Elizabeth Taylor’s mascara’d Cleopatra eyes stare lovingly at me, just a baby in a basket, in the papyrus bulrushes, if only she would hand me a crayon I would scribble on the paper I would weave from these reeds, the words “Thank you I love you,” for rescuing me from the slaughter, for they were all forgotten, all those other first born Jewish males, and only I, Charleton Heston, the Moses of the National Rifle Association, who received ten semi-automatic weapons from God at Mt. Sinai and handed them down to our children to slaughter each other, you will only remember me, and I can now rest in peace knowing I have fueled the ultra-violence that is tearing America apart while Lana Del Rey sings me to sleep, yes it is a waking dream, a lucid dream I dream, I dream with my eyes open, I shoot from my third eye camera, I look past the veil of illusion and decode the patterns of good and evil until I capture you, yes you, the young and the restless, the bold and the beautiful, the good, the bad and the ugly.
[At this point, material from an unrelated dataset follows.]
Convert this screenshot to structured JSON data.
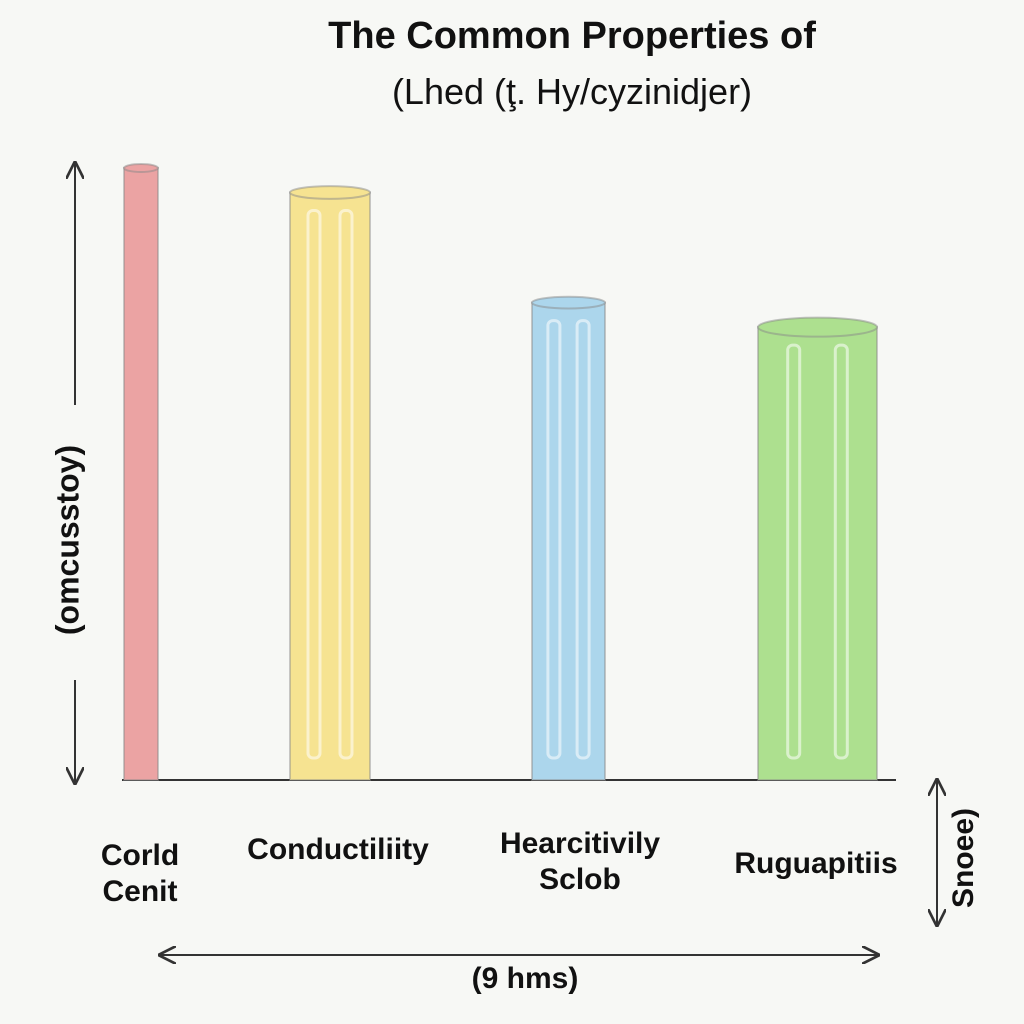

Young Americans, young Americans, I remember President Nixon, I was on the floor of the Republican convention with an anti-war sign before I was old enough to vote, before I was young enough to be drafted, and I don’t know why I didn’t join a rock and roll band, but I didn’t, or why I didn’t go to auditions, but I didn’t, or why I didn’t write The Great American Novel but I didn’t or why I didn’t become the next Martin Scorsese but I didn’t or why I never did stand-up, but I didn’t.
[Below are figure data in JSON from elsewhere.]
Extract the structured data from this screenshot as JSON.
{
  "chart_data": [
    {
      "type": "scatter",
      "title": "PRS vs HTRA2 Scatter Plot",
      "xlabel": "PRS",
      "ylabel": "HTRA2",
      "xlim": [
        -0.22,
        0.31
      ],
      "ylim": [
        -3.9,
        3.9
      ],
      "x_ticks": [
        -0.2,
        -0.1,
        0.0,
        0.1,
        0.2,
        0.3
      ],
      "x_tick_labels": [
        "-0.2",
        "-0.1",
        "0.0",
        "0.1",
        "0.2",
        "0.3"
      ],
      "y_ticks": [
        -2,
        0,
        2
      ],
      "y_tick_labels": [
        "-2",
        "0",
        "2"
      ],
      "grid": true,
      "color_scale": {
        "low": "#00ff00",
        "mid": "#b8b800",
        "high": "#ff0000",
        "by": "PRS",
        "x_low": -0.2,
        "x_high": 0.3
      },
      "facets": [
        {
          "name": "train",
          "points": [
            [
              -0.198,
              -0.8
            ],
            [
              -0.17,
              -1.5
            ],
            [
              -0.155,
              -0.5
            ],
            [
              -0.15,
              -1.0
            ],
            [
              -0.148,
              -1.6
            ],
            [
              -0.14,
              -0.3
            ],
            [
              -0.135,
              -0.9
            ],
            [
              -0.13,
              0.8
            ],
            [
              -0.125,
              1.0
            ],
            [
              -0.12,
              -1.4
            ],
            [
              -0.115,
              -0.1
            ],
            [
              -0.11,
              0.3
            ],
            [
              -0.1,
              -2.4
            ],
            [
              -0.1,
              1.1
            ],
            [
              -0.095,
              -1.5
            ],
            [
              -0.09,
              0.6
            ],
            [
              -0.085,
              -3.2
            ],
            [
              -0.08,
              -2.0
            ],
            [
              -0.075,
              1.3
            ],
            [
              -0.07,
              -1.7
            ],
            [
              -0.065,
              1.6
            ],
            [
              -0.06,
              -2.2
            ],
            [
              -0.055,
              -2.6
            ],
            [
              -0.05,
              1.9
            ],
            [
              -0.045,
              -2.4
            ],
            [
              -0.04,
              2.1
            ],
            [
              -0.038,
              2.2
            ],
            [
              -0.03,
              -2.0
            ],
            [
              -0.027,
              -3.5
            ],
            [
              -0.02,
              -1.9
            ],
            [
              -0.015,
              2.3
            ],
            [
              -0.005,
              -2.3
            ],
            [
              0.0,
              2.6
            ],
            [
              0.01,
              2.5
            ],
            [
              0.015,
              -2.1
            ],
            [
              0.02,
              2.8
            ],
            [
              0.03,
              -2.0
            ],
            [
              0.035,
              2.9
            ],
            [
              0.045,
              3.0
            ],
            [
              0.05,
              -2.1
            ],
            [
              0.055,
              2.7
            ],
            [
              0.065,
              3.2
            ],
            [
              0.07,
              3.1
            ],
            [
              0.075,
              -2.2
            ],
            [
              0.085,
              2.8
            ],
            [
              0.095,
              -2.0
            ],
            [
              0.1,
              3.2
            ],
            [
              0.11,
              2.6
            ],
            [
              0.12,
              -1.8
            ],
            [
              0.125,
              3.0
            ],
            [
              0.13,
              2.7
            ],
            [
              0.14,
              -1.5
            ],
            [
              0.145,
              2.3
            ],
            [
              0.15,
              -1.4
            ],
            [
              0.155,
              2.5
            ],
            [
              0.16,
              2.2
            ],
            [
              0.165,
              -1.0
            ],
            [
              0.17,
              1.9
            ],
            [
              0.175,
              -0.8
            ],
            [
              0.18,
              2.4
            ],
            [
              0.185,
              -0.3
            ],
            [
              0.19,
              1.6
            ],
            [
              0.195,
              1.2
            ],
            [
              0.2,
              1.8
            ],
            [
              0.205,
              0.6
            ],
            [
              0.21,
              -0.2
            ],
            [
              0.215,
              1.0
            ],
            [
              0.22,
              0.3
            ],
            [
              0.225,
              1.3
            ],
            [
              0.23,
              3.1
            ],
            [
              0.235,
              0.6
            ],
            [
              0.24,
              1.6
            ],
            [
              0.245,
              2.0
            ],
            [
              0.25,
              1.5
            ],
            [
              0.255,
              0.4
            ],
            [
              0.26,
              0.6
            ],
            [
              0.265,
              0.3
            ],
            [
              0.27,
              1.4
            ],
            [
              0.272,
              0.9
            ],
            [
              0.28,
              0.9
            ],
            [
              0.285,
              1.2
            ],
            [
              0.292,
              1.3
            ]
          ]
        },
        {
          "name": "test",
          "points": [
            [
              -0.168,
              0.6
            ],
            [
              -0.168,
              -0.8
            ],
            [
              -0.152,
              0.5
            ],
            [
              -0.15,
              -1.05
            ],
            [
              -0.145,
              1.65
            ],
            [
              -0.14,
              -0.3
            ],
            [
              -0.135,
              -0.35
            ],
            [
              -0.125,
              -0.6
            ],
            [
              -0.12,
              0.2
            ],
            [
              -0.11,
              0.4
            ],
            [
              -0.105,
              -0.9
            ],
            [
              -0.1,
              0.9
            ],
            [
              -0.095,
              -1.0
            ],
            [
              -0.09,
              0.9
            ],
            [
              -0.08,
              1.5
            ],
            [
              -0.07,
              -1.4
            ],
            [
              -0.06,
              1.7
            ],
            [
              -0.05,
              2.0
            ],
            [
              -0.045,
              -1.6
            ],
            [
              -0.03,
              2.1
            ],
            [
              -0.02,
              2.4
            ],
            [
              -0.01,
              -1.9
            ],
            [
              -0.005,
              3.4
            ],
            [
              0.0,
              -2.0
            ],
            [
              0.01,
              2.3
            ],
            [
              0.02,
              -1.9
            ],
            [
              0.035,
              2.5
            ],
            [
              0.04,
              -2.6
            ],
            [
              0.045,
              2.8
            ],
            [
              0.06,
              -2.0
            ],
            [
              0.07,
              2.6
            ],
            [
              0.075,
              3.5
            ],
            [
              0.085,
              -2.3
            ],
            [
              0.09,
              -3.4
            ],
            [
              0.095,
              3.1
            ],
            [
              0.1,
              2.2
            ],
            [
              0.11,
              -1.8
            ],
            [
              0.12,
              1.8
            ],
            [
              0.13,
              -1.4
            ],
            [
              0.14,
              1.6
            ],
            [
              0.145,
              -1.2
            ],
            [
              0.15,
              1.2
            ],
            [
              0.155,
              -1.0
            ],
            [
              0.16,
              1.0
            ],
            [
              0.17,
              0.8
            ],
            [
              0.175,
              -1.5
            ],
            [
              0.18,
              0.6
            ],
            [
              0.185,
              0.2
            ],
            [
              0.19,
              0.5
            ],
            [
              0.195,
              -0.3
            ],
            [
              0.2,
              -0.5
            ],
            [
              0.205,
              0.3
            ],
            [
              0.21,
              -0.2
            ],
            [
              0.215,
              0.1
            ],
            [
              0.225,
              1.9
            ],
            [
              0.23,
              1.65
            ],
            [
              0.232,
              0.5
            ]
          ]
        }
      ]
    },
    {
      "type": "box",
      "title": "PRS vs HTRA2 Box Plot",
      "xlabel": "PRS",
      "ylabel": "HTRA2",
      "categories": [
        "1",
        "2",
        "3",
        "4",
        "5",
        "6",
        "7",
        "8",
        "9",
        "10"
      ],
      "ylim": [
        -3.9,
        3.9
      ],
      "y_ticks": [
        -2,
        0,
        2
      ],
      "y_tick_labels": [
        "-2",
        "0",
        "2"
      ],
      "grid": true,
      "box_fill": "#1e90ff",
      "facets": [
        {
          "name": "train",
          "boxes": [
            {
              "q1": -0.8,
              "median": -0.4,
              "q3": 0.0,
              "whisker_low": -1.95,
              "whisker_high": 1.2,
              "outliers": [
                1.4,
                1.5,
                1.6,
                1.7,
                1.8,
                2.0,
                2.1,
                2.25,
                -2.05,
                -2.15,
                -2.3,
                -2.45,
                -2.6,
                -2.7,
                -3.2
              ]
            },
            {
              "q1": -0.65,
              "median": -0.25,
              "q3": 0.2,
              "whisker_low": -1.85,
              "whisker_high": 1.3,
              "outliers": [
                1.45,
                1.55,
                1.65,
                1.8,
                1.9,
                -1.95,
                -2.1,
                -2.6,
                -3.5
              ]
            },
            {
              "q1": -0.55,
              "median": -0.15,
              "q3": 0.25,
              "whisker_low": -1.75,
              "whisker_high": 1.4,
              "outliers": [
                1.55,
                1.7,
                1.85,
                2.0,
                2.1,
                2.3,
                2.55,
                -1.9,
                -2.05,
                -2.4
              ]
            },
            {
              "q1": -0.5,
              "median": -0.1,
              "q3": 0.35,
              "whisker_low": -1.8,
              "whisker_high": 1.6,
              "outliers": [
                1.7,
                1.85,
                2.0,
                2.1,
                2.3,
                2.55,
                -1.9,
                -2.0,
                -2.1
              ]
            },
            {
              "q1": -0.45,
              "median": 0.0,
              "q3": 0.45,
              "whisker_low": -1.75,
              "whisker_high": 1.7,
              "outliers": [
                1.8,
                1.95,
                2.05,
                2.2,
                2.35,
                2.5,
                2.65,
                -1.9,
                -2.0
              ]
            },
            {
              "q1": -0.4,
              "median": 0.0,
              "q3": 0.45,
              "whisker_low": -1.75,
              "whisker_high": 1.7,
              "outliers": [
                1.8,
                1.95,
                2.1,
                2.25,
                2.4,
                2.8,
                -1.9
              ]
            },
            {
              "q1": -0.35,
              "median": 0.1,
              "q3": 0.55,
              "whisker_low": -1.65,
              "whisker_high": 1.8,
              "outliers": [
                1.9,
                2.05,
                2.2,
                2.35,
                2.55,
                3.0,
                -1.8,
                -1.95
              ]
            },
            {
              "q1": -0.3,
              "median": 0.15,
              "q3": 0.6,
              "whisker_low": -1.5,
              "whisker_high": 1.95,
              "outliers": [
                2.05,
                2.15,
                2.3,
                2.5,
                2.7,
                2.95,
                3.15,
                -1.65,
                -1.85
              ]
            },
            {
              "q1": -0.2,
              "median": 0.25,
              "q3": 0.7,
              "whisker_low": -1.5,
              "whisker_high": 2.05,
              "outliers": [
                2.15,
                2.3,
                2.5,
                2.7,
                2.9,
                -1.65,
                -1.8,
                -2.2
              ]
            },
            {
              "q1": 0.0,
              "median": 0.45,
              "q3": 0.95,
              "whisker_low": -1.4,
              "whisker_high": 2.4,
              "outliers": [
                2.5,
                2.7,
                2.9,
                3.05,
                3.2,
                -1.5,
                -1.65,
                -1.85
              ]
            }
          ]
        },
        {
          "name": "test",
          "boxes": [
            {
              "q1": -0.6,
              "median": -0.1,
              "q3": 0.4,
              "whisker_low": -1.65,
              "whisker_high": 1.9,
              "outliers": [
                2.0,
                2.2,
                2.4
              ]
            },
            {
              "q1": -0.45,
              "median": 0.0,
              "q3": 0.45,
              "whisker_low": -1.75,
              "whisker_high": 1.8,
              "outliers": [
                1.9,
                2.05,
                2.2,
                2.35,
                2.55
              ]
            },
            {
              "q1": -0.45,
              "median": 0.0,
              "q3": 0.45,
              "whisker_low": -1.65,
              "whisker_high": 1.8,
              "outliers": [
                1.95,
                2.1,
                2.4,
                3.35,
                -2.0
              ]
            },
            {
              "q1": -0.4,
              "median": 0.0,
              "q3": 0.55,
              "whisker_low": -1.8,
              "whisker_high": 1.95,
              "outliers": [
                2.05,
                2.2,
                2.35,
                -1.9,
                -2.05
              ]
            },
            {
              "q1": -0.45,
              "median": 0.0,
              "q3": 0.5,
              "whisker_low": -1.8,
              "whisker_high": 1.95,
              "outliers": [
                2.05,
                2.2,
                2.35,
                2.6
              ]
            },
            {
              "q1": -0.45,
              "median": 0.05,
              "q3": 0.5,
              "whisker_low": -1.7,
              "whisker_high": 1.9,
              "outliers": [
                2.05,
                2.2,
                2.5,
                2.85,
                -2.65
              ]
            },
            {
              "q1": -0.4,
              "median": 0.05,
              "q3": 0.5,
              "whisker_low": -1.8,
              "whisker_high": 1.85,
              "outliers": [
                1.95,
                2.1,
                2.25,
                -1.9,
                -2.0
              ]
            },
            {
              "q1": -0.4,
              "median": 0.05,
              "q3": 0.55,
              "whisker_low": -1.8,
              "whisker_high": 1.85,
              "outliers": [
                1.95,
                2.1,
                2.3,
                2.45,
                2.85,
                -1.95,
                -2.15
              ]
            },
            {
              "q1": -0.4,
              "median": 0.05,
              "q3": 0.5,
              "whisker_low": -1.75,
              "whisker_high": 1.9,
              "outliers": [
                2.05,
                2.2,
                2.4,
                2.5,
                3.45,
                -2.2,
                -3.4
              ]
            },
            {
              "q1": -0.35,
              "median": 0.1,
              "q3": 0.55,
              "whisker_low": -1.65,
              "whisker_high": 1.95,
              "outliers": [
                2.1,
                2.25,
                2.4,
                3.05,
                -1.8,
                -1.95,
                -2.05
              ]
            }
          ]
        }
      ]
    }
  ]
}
But I did shoot everybody in LA. My St. Valentine’s Day massacre. So fuck you. This is my town now. Everybody gets shot in LA. Fucking everybody. Now get on the tour bus, because the first house we’re going to visit is mine, and it’s being foreclosed on.

My Inspiration

As the result of a devastating mid-life crisis that culminated with a senseless homicide with a handgun I had purchased for an ex-wife who had lost her mind, our grown son- a film student at the time in Los Angeles- handed me his professional camera and a couple of lenses, when he suspected that I was a frustrated photographer after seeing a couple of interesting photos I had shot with my iPhone. Concerned that I was drifting into despair, he sought to give me an outlet, a hobby, an interest, that might take me out of my emotional rut. Handing me his camera and lenses, he instructed me to go to Santa Monica Beach around sunset - what photographers call "magic hour" - on a cool November day around Thanksgiving in 2017 and to not so much take pictures as to "look through one lens, then the other, and look towards the sun, and point the camera away from the sun, and come home and tell me if you notice anything." And so I did, and instantly, as I looked through first the wide angle lens and then the telephoto lens, I was transformed into a photographer who understood that photography was a portal to another dimension. It was as if someone had put LSD in my tea. I never looked at the world- or myself- the same again. I began posting my daily photographs on Instagram as @EverybodyGetsShotInLA and did not spend one minute away from my camera for 4 years. After a couple of year hiatus that led to an even deeper metaphysical journey through "scribbling" and painting, I looked back on my experiences as a photographer and wrote the poem "Everybody Gets Shot In LA."